At the macroeconomic session of the 2016 Euromoney conference on Monday, various experts shared their views on the recent agreement with the International Monetary Fund (IMF) and the country’s fiscal and monetary policies.

Angus Downie, the chief macroeconomist of the African Development Bank, believes that the agreement looks extremely promising, and that such reform programmes do have momentum.

“The IMF provides a solution and a chance for Egypt to breathe. It is the catalyst. People will still come even without the IMF programme if there are opportunities,” said David Cowan, managing director and African economist at Citibank.

On the other hand, Ahmed Badr, a senior executive officer in Renaissance Capital, believes that it will help in creating a more business friendly environment, but the IMF alone will not be enough, although it will encourage foreign direct investment. Egypt does need the IMF right now, but it is not everything, he explained.

“I think it is a great step in that direction. It is pretty much the right time to add the IMF seal that Egypt is on the right path. The new IPO programme is one of the tools needed to improve liquidity,” said Ashraf Ghazaly, the managing director at NI Capital.

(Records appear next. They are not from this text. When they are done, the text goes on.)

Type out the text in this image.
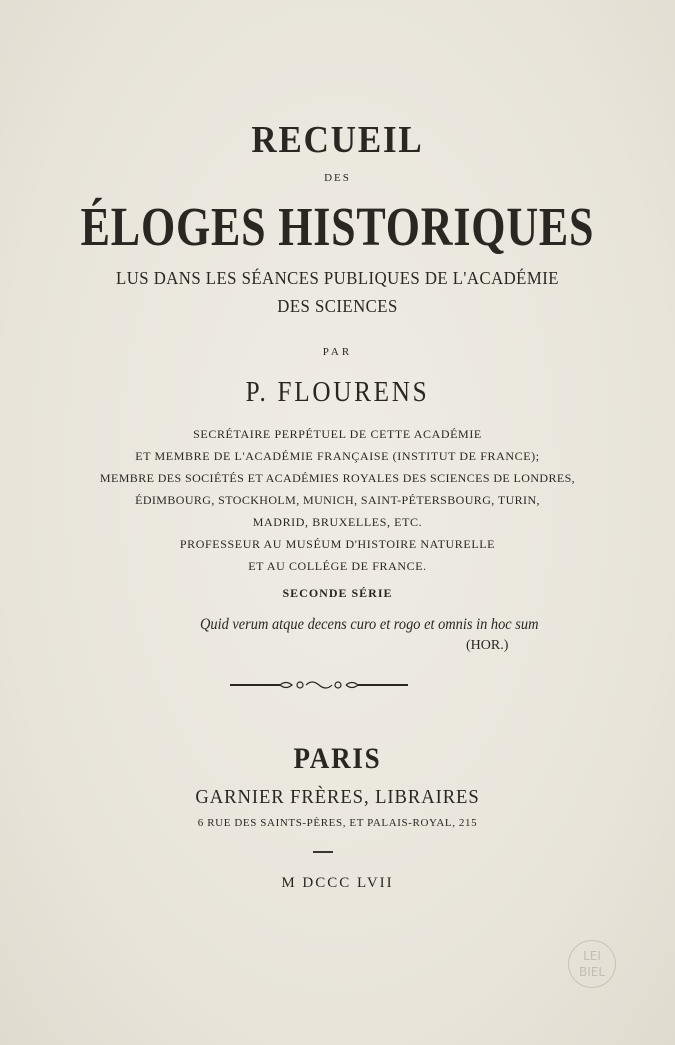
RECUEIL
DES
ÉLOGES HISTORIQUES
LUS DANS LES SÉANCES PUBLIQUES DE L'ACADÉMIE
DES SCIENCES
PAR
P. FLOURENS
SECRÉTAIRE PERPÉTUEL DE CETTE ACADÉMIE
ET MEMBRE DE L'ACADÉMIE FRANÇAISE (INSTITUT DE FRANCE);
MEMBRE DES SOCIÉTÉS ET ACADÉMIES ROYALES DES SCIENCES DE LONDRES,
ÉDIMBOURG, STOCKHOLM, MUNICH, SAINT-PÉTERSBOURG, TURIN,
MADRID, BRUXELLES, ETC.
PROFESSEUR AU MUSÉUM D'HISTOIRE NATURELLE
ET AU COLLÉGE DE FRANCE.
SECONDE SÉRIE
Quid verum atque decens curo et rogo et omnis in hoc sum
(HOR.)
PARIS
GARNIER FRÈRES, LIBRAIRES
6 RUE DES SAINTS-PÈRES, ET PALAIS-ROYAL, 215
M DCCC LVII
LEI
BIEL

With regards to their expectations towards the currency’s devaluation, all agreed that a devaluation is imminent, while their point of view in regards to the new value differed, most agreed that the exchange rate will shift to EGP 11.5-12 to the US dollar, except for Downie, who predicted a lower devaluation rate at EGP 9.5.

Ghazaly said that it is very difficult to run a business as there isn’t much to predict about the economy. He added that the current two markets (formal and informal) are currently not providing enough liquidity, and it is a very important issue that needs to be addressed both monetary and fiscal.

This is due to the high probability of the shortage in liquidity affecting our businesses if we do not see any government attempts to resolve this issue, Ghazaly noted that “devaluation is imminent”.

Cowan pointed out that the IMF never sets a devaluation target, rather it sets a national reserve target.

On another note, Downie said that when we look at the exchange rate policy, it is really going to backload the effect to next year with the expected devaluation next week.

Also, Downie predicted that the Central Bank of Egypt (CBE) might increase interest rates to control inflation. He added that if the CBE hits a large devaluation point, the costs of moving from where we are at the moment will be too large.

Along with the IMF and the foreign exchange rates discussion, Badr added that one of the things investors look at when they look for opportunities is the ability to move capital freely. He said: “You want to be sure that when you move capital you can take it out easily.”

Cowan said some investors can’t get their money out of the country, and if you can acquire more foreign reserves and liquidity Egypt will look attractive, the question is: “At what point is it enough?”